Siyasal mücadelenin önemi ve buradan çıkacak sonuçların başarıya endeksli bir durum olduğu gerçeği giderek kafamızda olgunlaşıyor. Dünyadaki örnekleri de bunun böyle olduğunu gösteriyor. Türkiye’de silahtan siyasal mücadeleye doğru evirilen bu süreci dünyadaki doğru örnekleriyle karşılaştırdığımızda hedefe yönelik yöntemde halkların kazanımının varlığını görmek mümkün.
Süreci yürüten kesimler açısından zaman zaman sıkıntıların yaşanmış olması her şeyin bir anda bittiği, silahlara yeniden başvurulacağı bir duruma hitap etmiyor. Patlamayan silahlar toplum nezdinde kabul görüyorsa, taraflar arasındaki kırgınlık ve kızgınlıkların yürüyen süreçte törpülenmesine, daha doğru temelde yöntemler geliştirilmesine zemin hazırlamanın önü açık demektir.
Abdullah Öcalan’ın 2014 Newrozunda verdiği, 2013 Newroz mesajlarının devamı niteliğinde algılamamız gereken mektubun içeriği de siyasal mücadelenin kesintisiz devam etmesine hitap etti. İktidar yâda Devletin içinde olması gereken zorunlu diyalog ve müzakerelerin yürütülmesindeki aktörlüğünün tek başına vazgeçilmez olmadığına yapılan vurgudan yola çıkacak olursak, çoklu aktörlerin de devreye sokularak sorunların halklar nezdinde çözümüne kapı aralayan, aktif siyasasal mücadeleyi ön plana koyan yeni bir stratejiyle, yeni bir yol haritası ile yoğun bir dönemin başlayacağı izlenimini edinmek mümkün.
Bu dönemin başlangıç tarihi sanırım çok uzun bir tarih olmayacak. 30 Mart seçimlerinden çıkacak sonuçlar tabiri caizse; herkesin, her kesimin, partilerin, parlamentonun, şapkasını önünü koyup düşünmesi gereken bir döneme hitap edecektir.
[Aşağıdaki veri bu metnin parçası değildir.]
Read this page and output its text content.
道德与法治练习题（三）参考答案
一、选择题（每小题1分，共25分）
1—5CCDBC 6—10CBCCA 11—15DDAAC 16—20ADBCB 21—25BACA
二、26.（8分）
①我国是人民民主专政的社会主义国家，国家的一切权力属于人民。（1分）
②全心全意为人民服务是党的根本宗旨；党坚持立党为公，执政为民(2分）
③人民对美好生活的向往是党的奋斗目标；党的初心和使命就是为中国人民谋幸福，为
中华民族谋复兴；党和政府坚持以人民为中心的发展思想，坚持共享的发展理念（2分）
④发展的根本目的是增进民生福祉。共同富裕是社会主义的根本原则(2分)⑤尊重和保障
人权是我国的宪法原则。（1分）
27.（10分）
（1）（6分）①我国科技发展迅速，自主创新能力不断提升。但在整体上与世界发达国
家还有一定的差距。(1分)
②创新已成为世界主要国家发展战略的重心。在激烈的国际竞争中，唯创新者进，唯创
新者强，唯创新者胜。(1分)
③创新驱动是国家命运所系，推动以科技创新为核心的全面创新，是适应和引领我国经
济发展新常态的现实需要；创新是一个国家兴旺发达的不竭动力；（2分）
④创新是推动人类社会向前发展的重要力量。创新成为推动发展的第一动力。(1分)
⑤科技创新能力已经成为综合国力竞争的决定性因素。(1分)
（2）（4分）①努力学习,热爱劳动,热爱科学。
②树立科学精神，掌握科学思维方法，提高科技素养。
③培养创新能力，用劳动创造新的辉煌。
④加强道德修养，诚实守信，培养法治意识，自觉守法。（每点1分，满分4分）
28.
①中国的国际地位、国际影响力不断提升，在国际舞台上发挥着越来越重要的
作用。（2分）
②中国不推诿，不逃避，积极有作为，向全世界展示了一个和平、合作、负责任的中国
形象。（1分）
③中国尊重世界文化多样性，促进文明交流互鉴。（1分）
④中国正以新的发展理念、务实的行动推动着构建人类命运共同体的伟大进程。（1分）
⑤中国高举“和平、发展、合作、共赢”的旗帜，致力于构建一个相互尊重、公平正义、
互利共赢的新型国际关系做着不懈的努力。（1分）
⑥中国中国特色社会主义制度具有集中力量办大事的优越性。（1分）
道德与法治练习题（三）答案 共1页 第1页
Öncelikli mesele, toplumun tüm kesimlerini yasal koruma altına alacak olan yeni ve demokratik bir anayasanın genel seçimler öncesinde bu parlamentoda hazırlanarak devreye sokulmasıdır. Kürt tarafı bunu istiyor ve bu konuda ısrarlı. Bu ısrar, sadece Kürtlere faydası olacağı için değil. Türkiye’nin tamamını, tüm halkları kucaklayacağı ve kapsayacağı için önemsenmesi gerekiyor. Tek başına Kürtler yâda tek başına Türkler adına ortaya çıkarılacak bir stratejinin coğrafyanın tamamına bir fayda sağlamayacağı gibi, sorunların artarak devam etmesine zemin hazırlar.
Toplumsal mutabakatlı yeni Anayasanın hazırlanarak devreye sokulması bütün sorunların devre dışı bırakılması anlamına geliyor. PKK’de dâhil olmak üzere tüm siyasi aktörlerin mutabakatının olduğu bir anayasaya sonraki zaman dilimlerinde itiraz etme olanağı da ortadan kalkacak, devletin halkların yararına yeniden yapılandırılmasına zemin hazırlayacaktır.
Yapılması istenen şey, fazladan, uçuk, olması mümkün olmayan bir şey midir? Elbet teki değil. Yönetenlerin, yönetilenler nezdindeki sorumluluğudur. Ülkeyi yönetenler, yönetmeye aday olduklarını söyleyenler bunu da yapmayacaksa, halkı kandırarak parlamentoyu zorla işgal ediyorlar demektir. Dünyada hiçbir işgal ve işgal girişimi ilelebet başarılı olmamıştır. Hele halkın, halkların patlama noktasında olduğu ülkelerde hiç olmamıştır. Türkiye patlama noktasındadır, karar vericiler bunu görmek ve buna göre stratejileri devreye sokmak zorundadır.